2016-05-22 09:00:00

Orchestra Piazza Vittorio: la "geografia musicale" nelle scuole


L’Orchestra di Piazza Vittorio entra nelle scuole di Roma per parlare con i ragazzi di immigrazione e di dialogo. I musicisti portano fino al primo giugno, negli Istituti periferici della capitale, dove più forte è la presenza straniera, la loro esperienza positiva di immigrazione e di integrazione all’insegna della ricerca e della conoscenza reciproca. Il progetto si chiama “A scuola con l’Orchestra di Piazza Vittorio”. Il servizio di Gabriella Ceraso:

Sono sette i musicisti dell’Orchestra più multietnica d’Italia a raccontare ai ragazzi le tradizioni musicali dei loro Paesi e gli strumenti che portano con sé nel loro viaggio artistico. Una lezione di “geografia musicale”, che spazia dal solfeggio con le tabla, i tamburi indiani, alla storia dell’oud, il progenitore del liuto e della chitarra fino ai ritmi delle percussioni latinoamericane e africane. Pino Pecorelli è il bassista dell’Orchestra:

“Raccontiamo in modo molto semplice e alla nostra maniera come gli strumenti, spostandosi assieme alle persone, abbiano creato nuovi suoni e come spesso proprio dall’incontro delle culture siano suonate le musiche che oggi tutti quanti hanno nelle orecchie”.

La musica nelle lezioni va di pari passo al racconto della storia di ciascun musicista, del percorso che li ha portati in Italia e del loro contributo al dialogo e alla contaminazione musicale:

“Proviamo, attraverso la musica, a farli riflettere sul fatto che non bisogna fermarsi alle prime apparenze, non bisogna avere paura di chi è diverso da noi, ma bisogna ascoltarlo perché probabilmente avrà da dirci qualcosa di molto bello e di utile alla nostra stessa crescita”.
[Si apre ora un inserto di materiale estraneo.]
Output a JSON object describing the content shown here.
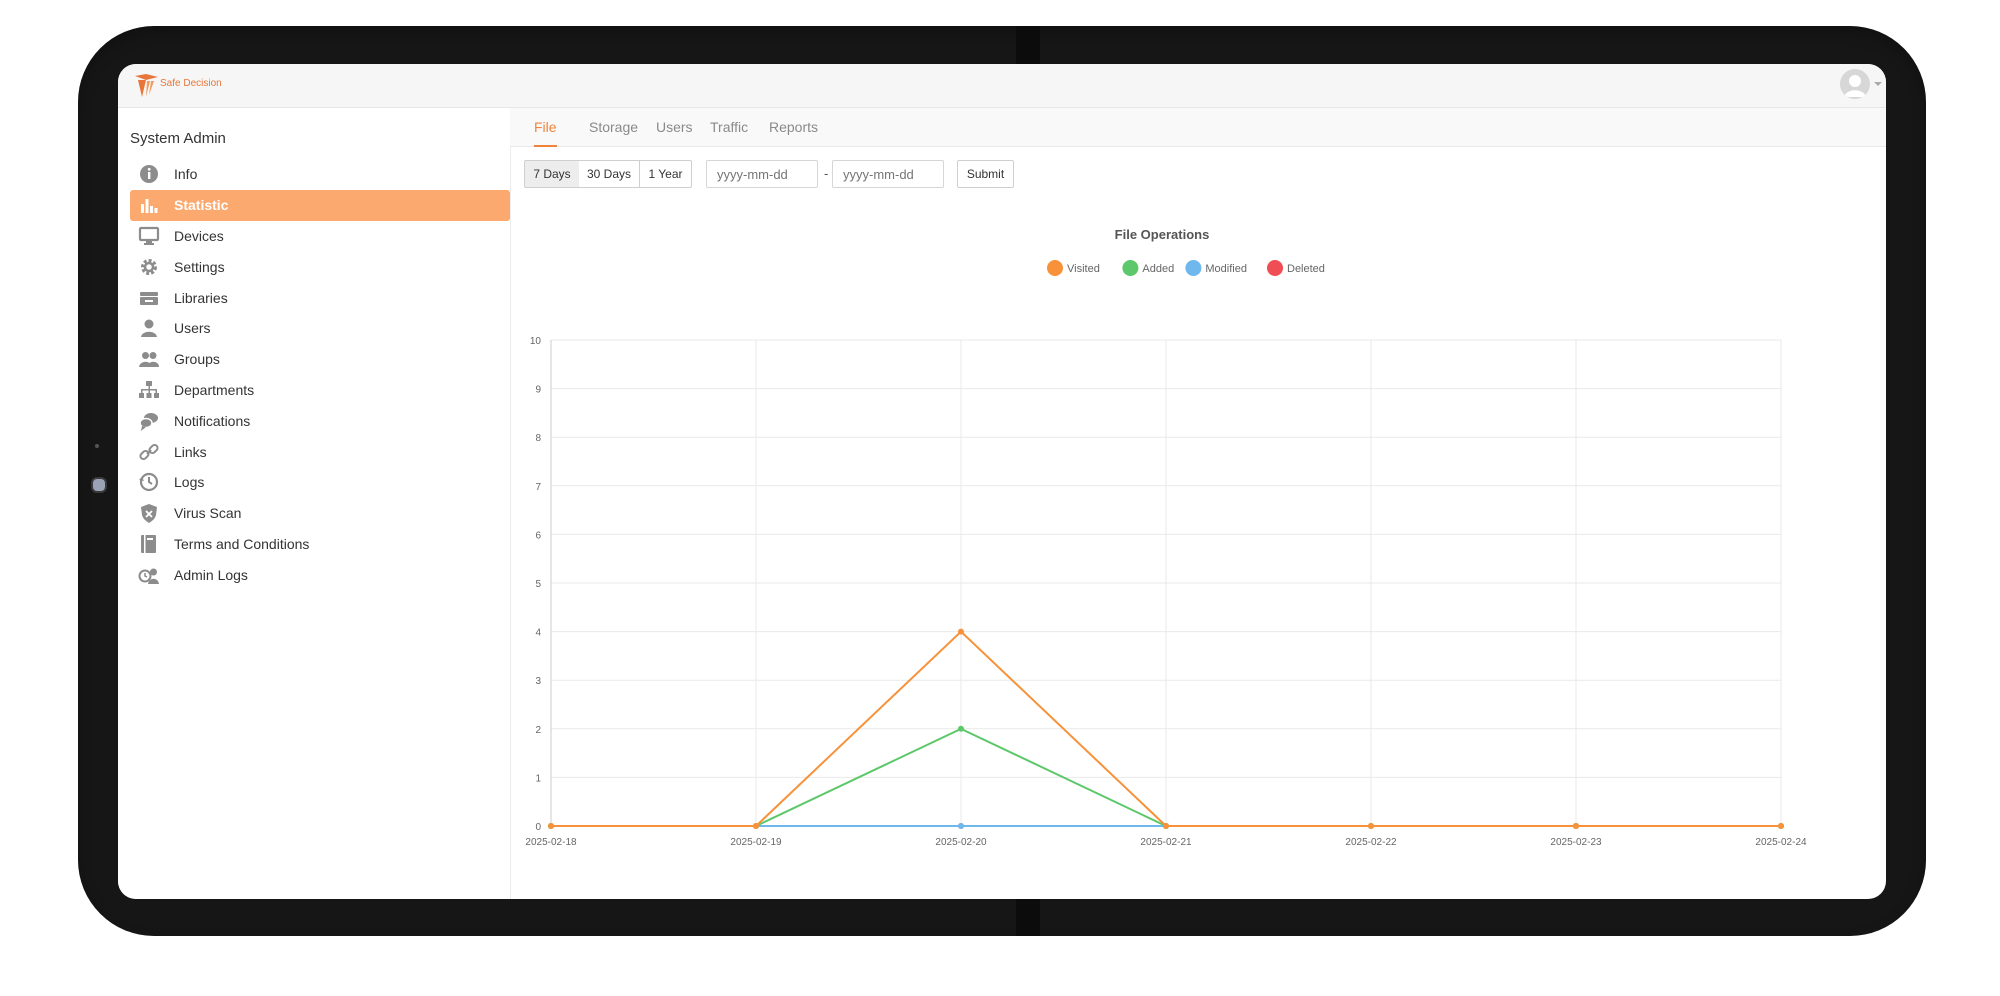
{
  "header": {
    "logo_text": "Safe Decision"
  },
  "sidebar": {
    "title": "System Admin",
    "items": [
      {
        "label": "Info",
        "icon": "info-icon"
      },
      {
        "label": "Statistic",
        "icon": "bar-chart-icon",
        "active": true
      },
      {
        "label": "Devices",
        "icon": "monitor-icon"
      },
      {
        "label": "Settings",
        "icon": "gear-icon"
      },
      {
        "label": "Libraries",
        "icon": "library-icon"
      },
      {
        "label": "Users",
        "icon": "user-icon"
      },
      {
        "label": "Groups",
        "icon": "group-icon"
      },
      {
        "label": "Departments",
        "icon": "org-chart-icon"
      },
      {
        "label": "Notifications",
        "icon": "chat-bubbles-icon"
      },
      {
        "label": "Links",
        "icon": "link-icon"
      },
      {
        "label": "Logs",
        "icon": "history-icon"
      },
      {
        "label": "Virus Scan",
        "icon": "shield-x-icon"
      },
      {
        "label": "Terms and Conditions",
        "icon": "book-icon"
      },
      {
        "label": "Admin Logs",
        "icon": "admin-history-icon"
      }
    ]
  },
  "tabs": [
    "File",
    "Storage",
    "Users",
    "Traffic",
    "Reports"
  ],
  "active_tab": "File",
  "toolbar": {
    "ranges": [
      "7 Days",
      "30 Days",
      "1 Year"
    ],
    "active_range": "7 Days",
    "start_placeholder": "yyyy-mm-dd",
    "end_placeholder": "yyyy-mm-dd",
    "separator": "-",
    "submit_label": "Submit"
  },
  "colors": {
    "accent": "#f0843c",
    "active_nav": "#fca96f"
  },
  "chart_data": {
    "type": "line",
    "title": "File Operations",
    "x": [
      "2025-02-18",
      "2025-02-19",
      "2025-02-20",
      "2025-02-21",
      "2025-02-22",
      "2025-02-23",
      "2025-02-24"
    ],
    "ylim": [
      0,
      10
    ],
    "yticks": [
      0,
      1,
      2,
      3,
      4,
      5,
      6,
      7,
      8,
      9,
      10
    ],
    "grid": true,
    "legend": "top",
    "series": [
      {
        "name": "Visited",
        "color": "#f7923b",
        "values": [
          0,
          0,
          4,
          0,
          0,
          0,
          0
        ]
      },
      {
        "name": "Added",
        "color": "#5cc86a",
        "values": [
          0,
          0,
          2,
          0,
          0,
          0,
          0
        ]
      },
      {
        "name": "Modified",
        "color": "#6fb8ee",
        "values": [
          0,
          0,
          0,
          0,
          0,
          0,
          0
        ]
      },
      {
        "name": "Deleted",
        "color": "#ef4e55",
        "values": [
          0,
          0,
          0,
          0,
          0,
          0,
          0
        ]
      }
    ]
  }
}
Sei gli istituti romani coinvolti, tra VII e V Municipio, dove la presenza di studenti stranieri arriva fino al 70%. Ma per i ragazzi la diversità non è un problema, spiega il vicepreside dell’Istituto Comprensivo Via dei Sesami di Centocelle, Sandro Alquati:

“Loro sono veramente molto più preparati e molto più avanti di noi nell’accogliere: l’altro, per loro, è qualcuno che porta nuovi sapori, nuovi suoni e nuove esperienze. Qualche cosa che va a integrare il loro personale percorso”.

Alla fine dei nostri concerti siamo molto entusiasti e ci accorgiamo che con i ragazzi è uno scambio alla pari e che non la finiscono mai di fare domande: il ricordo più bello nell’esperienza con una bambina egiziana di nove anni. Ancora di Pino Pecorelli:

“E’ stato un episodio molto bello, in una scuola di periferia, di una bambina egiziana, molto timida, che per l’appunto diceva: 'Ho visto un mio simile che suona lo strumento che voglio suonare io. Se ce l’ha fatta lui, ce la posso fare anche io!'. Voleva suona l’oud, che vedeva suonare dal musicista tunisino… Questa è, forse, un po’ la sintesi di quello che cerchiamo di fare: raccontare una esperienza di immigrazione positiva, riuscita e felice, in un momento in cui l’immigrato è sempre associato alla disperazione, al dolore e alla paura.